What Time is Love?

Written by Holly Williams
Review by Simon Rickman

What if two people, born at exactly the same minute, on the same day, in the same year, but miles apart socially and geographically, were to meet at university aged twenty and fall in love? Then, what if we could follow the very same couple, re-born under exactly the same circumstances but twenty years later; and then again twenty years after that? This unlikely conceit delivers an interesting chronicle of half a century’s social transformation as we watch their relationship develop and re-develop against the changing backdrop of social, political and emotional pressures in each respective era. Initially it’s the late 1940s when mid-Wales miner’s daughter Letty meets Bertie, a Tory peer’s son, and they embark on a journey through class and gender expectations, infidelity and miscarriage.

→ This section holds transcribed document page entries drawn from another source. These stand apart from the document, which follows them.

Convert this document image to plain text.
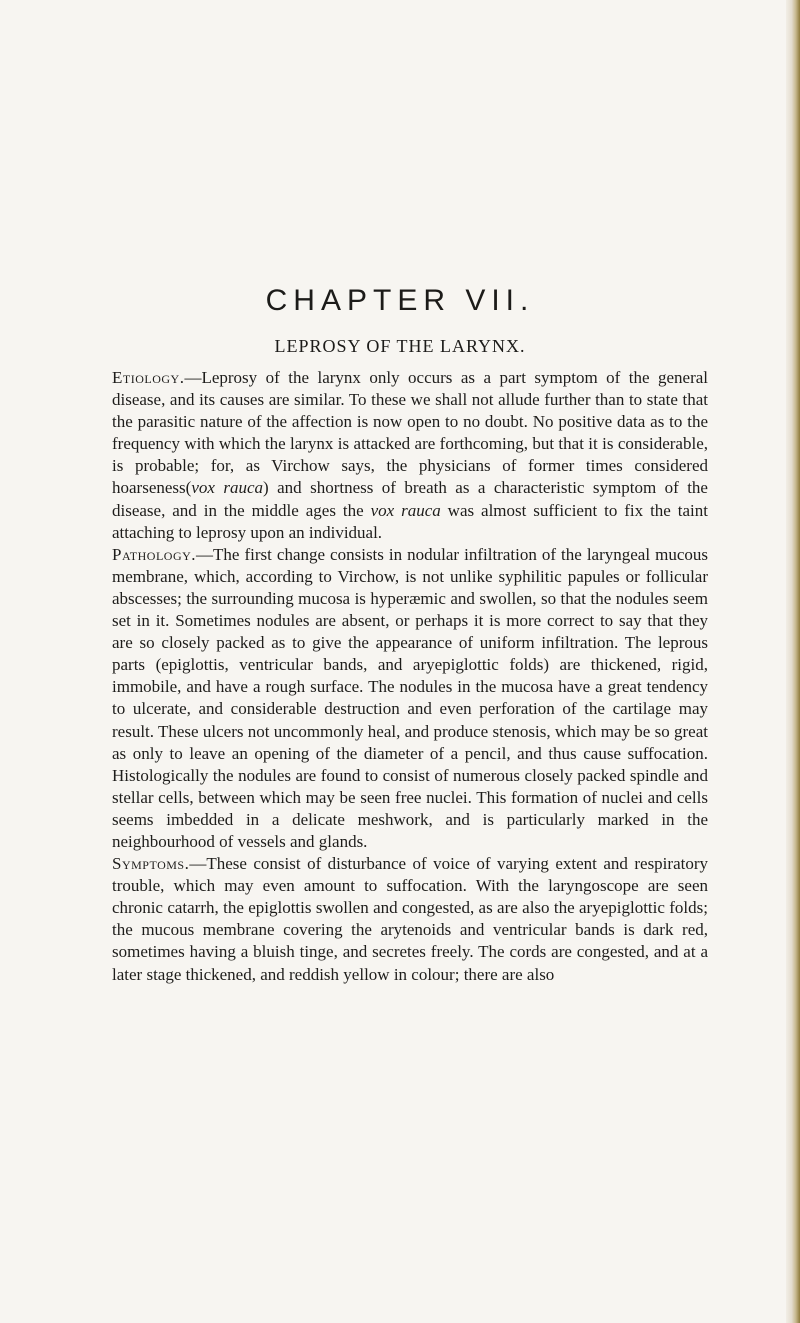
CHAPTER VII.
LEPROSY OF THE LARYNX.

Etiology.—Leprosy of the larynx only occurs as a part symptom of the general disease, and its causes are similar. To these we shall not allude further than to state that the parasitic nature of the affection is now open to no doubt. No positive data as to the frequency with which the larynx is attacked are forthcoming, but that it is considerable, is probable; for, as Virchow says, the physicians of former times considered hoarseness(vox rauca) and shortness of breath as a characteristic symptom of the disease, and in the middle ages the vox rauca was almost sufficient to fix the taint attaching to leprosy upon an individual.

Pathology.—The first change consists in nodular infiltration of the laryngeal mucous membrane, which, according to Virchow, is not unlike syphilitic papules or follicular abscesses; the surrounding mucosa is hyperæmic and swollen, so that the nodules seem set in it. Sometimes nodules are absent, or perhaps it is more correct to say that they are so closely packed as to give the appearance of uniform infiltration. The leprous parts (epiglottis, ventricular bands, and aryepiglottic folds) are thickened, rigid, immobile, and have a rough surface. The nodules in the mucosa have a great tendency to ulcerate, and considerable destruction and even perforation of the cartilage may result. These ulcers not uncommonly heal, and produce stenosis, which may be so great as only to leave an opening of the diameter of a pencil, and thus cause suffocation. Histologically the nodules are found to consist of numerous closely packed spindle and stellar cells, between which may be seen free nuclei. This formation of nuclei and cells seems imbedded in a delicate meshwork, and is particularly marked in the neighbourhood of vessels and glands.

Symptoms.—These consist of disturbance of voice of varying extent and respiratory trouble, which may even amount to suffocation. With the laryngoscope are seen chronic catarrh, the epiglottis swollen and congested, as are also the aryepiglottic folds; the mucous membrane covering the arytenoids and ventricular bands is dark red, sometimes having a bluish tinge, and secretes freely. The cords are congested, and at a later stage thickened, and reddish yellow in colour; there are also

Next, the 1960s ‘reincarnation’ features the same young couple, now Violet and Al, on the hippy acid scene in swinging London and San Francisco, with underground magazines, women’s lib and open relationships; thereafter the 1980s version brings Vi and Albert’s involvement with the rave drug culture, eco-warriors, squatters, bi-curiosity and New Labour.

Each rendition vividly demonstrates the major changes witnessed during the later 20th century, how emancipation progressed as class expectations diminished, how our lives became so much more complicated, how love is ever an underlying constant, enduring and persisting despite the contemporary social and political pressures put upon lovers. The result is a well-documented, quirky, yet romantic in-depth study of deep feelings. A very fine debut.